# Plane energy problem

1. Jul 6, 2004

### akatsafa

An airline executive decides to economize by reducing the energy, and thus the amount of fuel, required forlong distance flights. He orders the ground crew to remove the paint from the outer surface of each plane. The paint removed from a single plane has mass 100 kg. (a) If the airplane cruises at an elevation of 29000m, how much energy is saved in not having to lift the paint to that altitude? (b) How much energy is saved per airplane by not having to move the amount of paint from rest to a cruising speed of 230m/s?

I tried these and got 56.84MJ and 31.07MJ, but these are not right. I used the equation E=K+U. I solved for K and then for U, but it's not right. Any suggestions?

Thanks.

2. Jul 6, 2004

### AKG

I don't know why you'd use that equation. In lifting something, you give it gravitational potential energy. To give it energy, you have to use energy. The energy you use is the energy it gains. Now, the energy you save by not having to lift the paint is the energy that 100kg of paint would have gained if you had lifted it. Calculate the gravitational potential energy increase for 100kg of paint being raised that distance.

$$\Delta E_{grav} = mg\Delta h = (100kg)(9.81 J/kg\cdot m)(29000m) = 28.4 MJ$$

For part (b), you use a similar idea, except this time it is the translational kinetic energy which changes. Paint at rest has zero kinetic energy. Paint moving has some. So for it to have that energy, you've exerted energy to speed it up, so if you remove the paint, the energy saved is the energy it would have needed to speed up to that speed.
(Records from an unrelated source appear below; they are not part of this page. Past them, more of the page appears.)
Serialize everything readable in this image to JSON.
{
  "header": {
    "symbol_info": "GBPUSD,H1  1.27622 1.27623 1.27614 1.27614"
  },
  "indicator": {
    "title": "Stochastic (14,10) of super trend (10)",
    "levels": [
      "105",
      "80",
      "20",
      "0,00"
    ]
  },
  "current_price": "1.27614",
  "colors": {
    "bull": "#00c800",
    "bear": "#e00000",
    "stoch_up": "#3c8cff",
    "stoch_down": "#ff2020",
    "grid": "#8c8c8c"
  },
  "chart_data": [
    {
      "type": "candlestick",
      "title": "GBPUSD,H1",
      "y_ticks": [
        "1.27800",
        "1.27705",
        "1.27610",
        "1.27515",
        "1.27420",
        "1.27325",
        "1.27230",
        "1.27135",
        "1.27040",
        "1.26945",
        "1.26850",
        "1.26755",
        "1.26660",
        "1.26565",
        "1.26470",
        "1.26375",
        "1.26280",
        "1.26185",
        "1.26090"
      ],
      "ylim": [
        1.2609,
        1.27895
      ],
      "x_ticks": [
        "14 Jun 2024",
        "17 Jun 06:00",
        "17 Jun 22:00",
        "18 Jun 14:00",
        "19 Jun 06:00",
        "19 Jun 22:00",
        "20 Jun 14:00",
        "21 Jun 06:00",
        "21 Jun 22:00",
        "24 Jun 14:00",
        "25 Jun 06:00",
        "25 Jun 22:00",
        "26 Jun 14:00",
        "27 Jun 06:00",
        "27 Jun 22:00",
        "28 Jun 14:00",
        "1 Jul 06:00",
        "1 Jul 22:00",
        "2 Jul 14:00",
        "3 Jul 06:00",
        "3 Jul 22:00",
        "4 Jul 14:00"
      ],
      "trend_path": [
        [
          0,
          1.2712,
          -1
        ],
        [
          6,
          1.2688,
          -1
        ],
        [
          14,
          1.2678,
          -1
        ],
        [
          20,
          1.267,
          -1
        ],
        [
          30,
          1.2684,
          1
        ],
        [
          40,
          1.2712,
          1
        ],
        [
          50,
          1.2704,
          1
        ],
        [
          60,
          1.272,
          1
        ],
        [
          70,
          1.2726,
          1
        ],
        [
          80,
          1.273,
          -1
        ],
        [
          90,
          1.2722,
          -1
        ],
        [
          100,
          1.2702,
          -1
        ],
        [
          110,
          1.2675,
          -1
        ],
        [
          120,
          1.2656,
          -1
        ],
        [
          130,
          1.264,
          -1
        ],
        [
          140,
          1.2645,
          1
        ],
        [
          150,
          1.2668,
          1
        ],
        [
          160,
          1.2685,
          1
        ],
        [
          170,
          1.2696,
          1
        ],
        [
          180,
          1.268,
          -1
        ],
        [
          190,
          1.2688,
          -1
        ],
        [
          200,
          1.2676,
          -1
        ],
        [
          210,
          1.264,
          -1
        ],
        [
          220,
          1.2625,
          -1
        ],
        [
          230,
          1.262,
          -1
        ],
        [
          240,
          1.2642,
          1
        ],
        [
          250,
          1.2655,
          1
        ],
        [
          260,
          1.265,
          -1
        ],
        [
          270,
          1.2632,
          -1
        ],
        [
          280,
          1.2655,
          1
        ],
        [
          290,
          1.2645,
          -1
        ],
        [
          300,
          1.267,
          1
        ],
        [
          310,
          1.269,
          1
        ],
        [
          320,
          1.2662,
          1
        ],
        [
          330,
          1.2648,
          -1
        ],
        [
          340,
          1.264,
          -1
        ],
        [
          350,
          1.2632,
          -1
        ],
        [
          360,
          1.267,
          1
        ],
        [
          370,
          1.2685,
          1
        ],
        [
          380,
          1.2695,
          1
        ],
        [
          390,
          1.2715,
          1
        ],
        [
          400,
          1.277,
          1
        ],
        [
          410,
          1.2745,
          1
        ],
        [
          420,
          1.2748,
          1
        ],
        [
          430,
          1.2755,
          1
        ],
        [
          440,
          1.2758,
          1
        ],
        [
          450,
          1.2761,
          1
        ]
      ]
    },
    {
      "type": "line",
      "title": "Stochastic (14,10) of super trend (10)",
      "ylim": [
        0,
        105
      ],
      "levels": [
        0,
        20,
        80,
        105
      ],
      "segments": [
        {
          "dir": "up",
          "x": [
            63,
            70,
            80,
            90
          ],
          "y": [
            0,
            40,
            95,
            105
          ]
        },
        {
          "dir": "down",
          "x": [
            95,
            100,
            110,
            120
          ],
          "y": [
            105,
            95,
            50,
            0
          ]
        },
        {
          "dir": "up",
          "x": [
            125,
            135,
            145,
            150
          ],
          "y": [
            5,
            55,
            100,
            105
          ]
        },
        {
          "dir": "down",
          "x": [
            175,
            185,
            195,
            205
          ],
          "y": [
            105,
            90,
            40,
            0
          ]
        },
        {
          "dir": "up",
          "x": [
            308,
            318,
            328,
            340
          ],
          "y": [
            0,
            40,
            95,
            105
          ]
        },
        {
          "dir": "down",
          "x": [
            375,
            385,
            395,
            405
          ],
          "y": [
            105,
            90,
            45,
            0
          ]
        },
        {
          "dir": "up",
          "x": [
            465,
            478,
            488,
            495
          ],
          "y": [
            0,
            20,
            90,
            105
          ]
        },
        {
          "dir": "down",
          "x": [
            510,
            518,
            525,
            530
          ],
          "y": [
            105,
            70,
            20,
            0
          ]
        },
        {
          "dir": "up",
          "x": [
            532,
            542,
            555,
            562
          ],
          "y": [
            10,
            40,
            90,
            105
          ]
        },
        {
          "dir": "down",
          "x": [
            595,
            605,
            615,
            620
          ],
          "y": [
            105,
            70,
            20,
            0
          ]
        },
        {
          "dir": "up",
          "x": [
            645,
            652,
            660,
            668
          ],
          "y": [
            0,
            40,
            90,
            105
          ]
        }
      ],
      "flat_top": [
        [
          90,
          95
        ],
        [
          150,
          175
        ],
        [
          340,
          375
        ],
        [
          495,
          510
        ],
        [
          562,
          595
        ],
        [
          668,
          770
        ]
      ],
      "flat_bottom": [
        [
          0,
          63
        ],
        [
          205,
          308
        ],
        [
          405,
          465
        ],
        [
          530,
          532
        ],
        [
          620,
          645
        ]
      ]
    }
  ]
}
$$\Delta E_{k} = E'_{k} - E_{k}$$

Where $E'_{k}$ is the final kinetic energy (after speeding up) and $E_{k}$ is the initial kinetic energy (at rest).

$$\Delta E_{k} = \frac{1}{2}mv^2 - 0$$

You can figure that out.

3. Jul 6, 2004

### akatsafa

Thank you. I had those equations written down too, but I thought it was a harder question than it really was. Thanks again.